Yes it was intentional, my thinking was that this is now a known device and its presence in the list means we've probed it in the past and don't need to do IO again to figure out whether it's geli or not. But in looking at the code, I now think I allocate the kdev and link it into a the list a bit too early... there are a couple places that can exit for errors that don't exactly mean "we know it's not geli" (malloc or IO errors, all not-very-likely). I'll update that for the next revision.

stand/geli/gelidev.c
130 ↗(On Diff #43562)

There's no particular reason to make it 64 bits, the compiler will sign-extend it as needed, it's the unsignedness of the 2nd arg that causes the problem. (Stumbling across this 64 vs 32 quirk in roundup/down2() makes me want to examine every use of them in the whole source base, and add a big warning comment where the macros are defined.)

ian updated this revision to Diff 44166.Jun 20 2018, 5:36 PM

Adapt to the move of stand/geli to stand/libsa/geli.

Make the struct at the start of a geli_devdesc be a disk_devdesc rather than a plain devdesc, and populate its fields by copying them from the underlying host provider. This should make it safe for any code that sees devdesc.d_type == DEVT_DISK and assuming that it can then treat the struct as a disk_devdesc.
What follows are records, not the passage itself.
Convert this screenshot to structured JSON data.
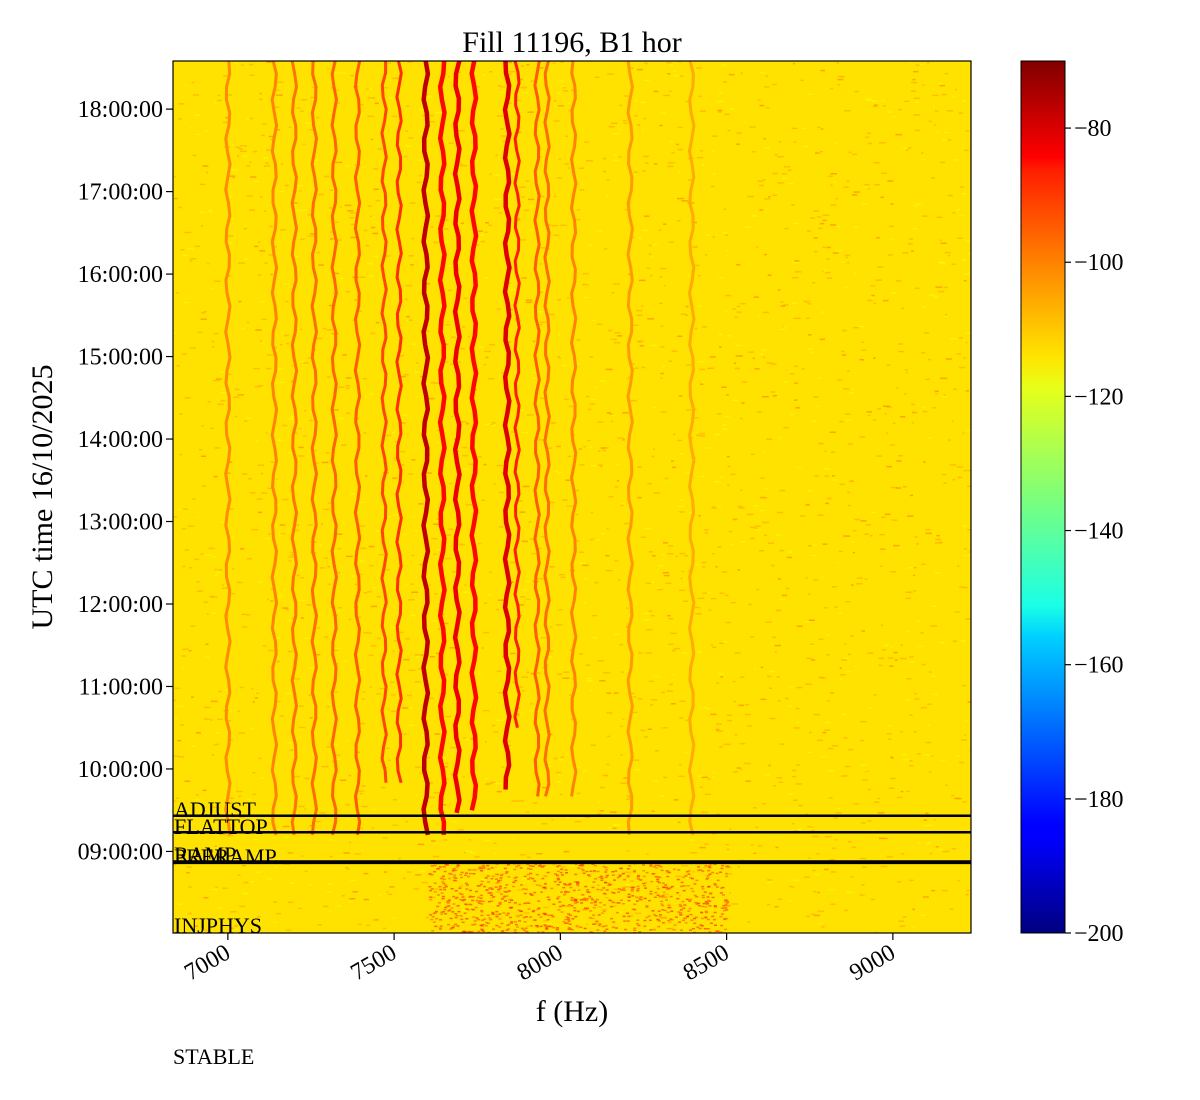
{
  "chart_data": {
    "type": "heatmap",
    "title": "Fill 11196, B1 hor",
    "xlabel": "f (Hz)",
    "ylabel": "UTC time 16/10/2025",
    "xlim": [
      6835,
      9235
    ],
    "ylim": [
      "08:00:40",
      "18:35:00"
    ],
    "x_ticks": [
      7000,
      7500,
      8000,
      8500,
      9000
    ],
    "x_tick_labels": [
      "7000",
      "7500",
      "8000",
      "8500",
      "9000"
    ],
    "y_tick_labels": [
      "09:00:00",
      "10:00:00",
      "11:00:00",
      "12:00:00",
      "13:00:00",
      "14:00:00",
      "15:00:00",
      "16:00:00",
      "17:00:00",
      "18:00:00"
    ],
    "colorbar": {
      "colormap": "jet",
      "range": [
        -200,
        -70
      ],
      "ticks": [
        -200,
        -180,
        -160,
        -140,
        -120,
        -100,
        -80
      ],
      "tick_labels": [
        "−200",
        "−180",
        "−160",
        "−140",
        "−120",
        "−100",
        "−80"
      ]
    },
    "background_level": -115,
    "lines": [
      {
        "f_start": 7595,
        "f_end": 7595,
        "t_start": "09:12:00",
        "level": -78
      },
      {
        "f_start": 7645,
        "f_end": 7645,
        "t_start": "09:12:00",
        "level": -87
      },
      {
        "f_start": 7690,
        "f_end": 7690,
        "t_start": "09:28:00",
        "level": -84
      },
      {
        "f_start": 7740,
        "f_end": 7740,
        "t_start": "09:30:00",
        "level": -87
      },
      {
        "f_start": 7840,
        "f_end": 7840,
        "t_start": "09:45:00",
        "level": -82
      },
      {
        "f_start": 7870,
        "f_end": 7870,
        "t_start": "10:30:00",
        "level": -90
      },
      {
        "f_start": 7515,
        "f_end": 7515,
        "t_start": "09:50:00",
        "level": -92
      },
      {
        "f_start": 7470,
        "f_end": 7470,
        "t_start": "09:50:00",
        "level": -95
      },
      {
        "f_start": 7390,
        "f_end": 7390,
        "t_start": "09:12:00",
        "level": -98
      },
      {
        "f_start": 7320,
        "f_end": 7320,
        "t_start": "09:12:00",
        "level": -99
      },
      {
        "f_start": 7260,
        "f_end": 7260,
        "t_start": "09:12:00",
        "level": -100
      },
      {
        "f_start": 7200,
        "f_end": 7200,
        "t_start": "09:12:00",
        "level": -101
      },
      {
        "f_start": 7140,
        "f_end": 7140,
        "t_start": "09:12:00",
        "level": -103
      },
      {
        "f_start": 7000,
        "f_end": 7000,
        "t_start": "09:12:00",
        "level": -104
      },
      {
        "f_start": 7930,
        "f_end": 7930,
        "t_start": "09:40:00",
        "level": -98
      },
      {
        "f_start": 7960,
        "f_end": 7960,
        "t_start": "09:40:00",
        "level": -100
      },
      {
        "f_start": 8040,
        "f_end": 8040,
        "t_start": "09:40:00",
        "level": -103
      },
      {
        "f_start": 8210,
        "f_end": 8210,
        "t_start": "09:12:00",
        "level": -106
      },
      {
        "f_start": 8395,
        "f_end": 8395,
        "t_start": "09:12:00",
        "level": -108
      }
    ],
    "phase_markers": [
      {
        "label": "ADJUST",
        "time": "09:26:00"
      },
      {
        "label": "FLATTOP",
        "time": "09:14:00"
      },
      {
        "label": "RAMP",
        "time": "08:52:40"
      },
      {
        "label": "PRERAMP",
        "time": "08:51:40"
      },
      {
        "label": "INJPHYS",
        "time": "08:01:00"
      },
      {
        "label": "STABLE",
        "time": "09:27:00"
      }
    ]
  }
}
Don't create a known_device instance until we've succesfully allocated an IO buffer and read the last sector of the host provider into it. This will prevent linking a known_device into the list making it appear we know for sure the device is not geli-encrypted when the real problem was memory allocation or IO error (all pretty unlikely, but this is more correct).

ian updated this revision to Diff 44819.Jul 3 2018, 5:46 PM
ian edited the test plan for this revision. (Show Details)

Update the diff to fix a couple bugs.

  • In geli_dev_strategy(), free iobuf (allocated in the function), not buf (passed in by the caller).
  • Make geli_havekey() return ENOENT on error instead of 1.
  • Fix error early-exit logic in geli_probe() to not dereference a null pointer and to not record the is/is-not geli status of a drive if probing the drive gets an IO error.

I get compile errors trying to build the latest

ian marked 4 inline comments as done.Jul 4 2018, 1:49 PM

I get compile errors trying to build the latest

I get compile errors trying to build the latest

The phab auto-build thing says it builds, and it builds for me. If you get errors about .code16 in asm code, you need to update to the latest toolchain.

ian added a comment.Jul 13 2018, 4:41 PM

UEFI testing completed; this code now passes all the tests generated by tools/boot/rootgen.sh, and has also been tested on armv7 systems with ubldr. I think it is ready to commit.

imp accepted this revision.Jul 13 2018, 4:47 PM

let's get this in, modulo the one nit.

stand/libsa/geli/gelidev.c
324 ↗(On Diff #44819)

you should fix it.

This revision is now accepted and ready to land.Jul 13 2018, 4:47 PM
This revision was automatically updated to reflect the committed changes.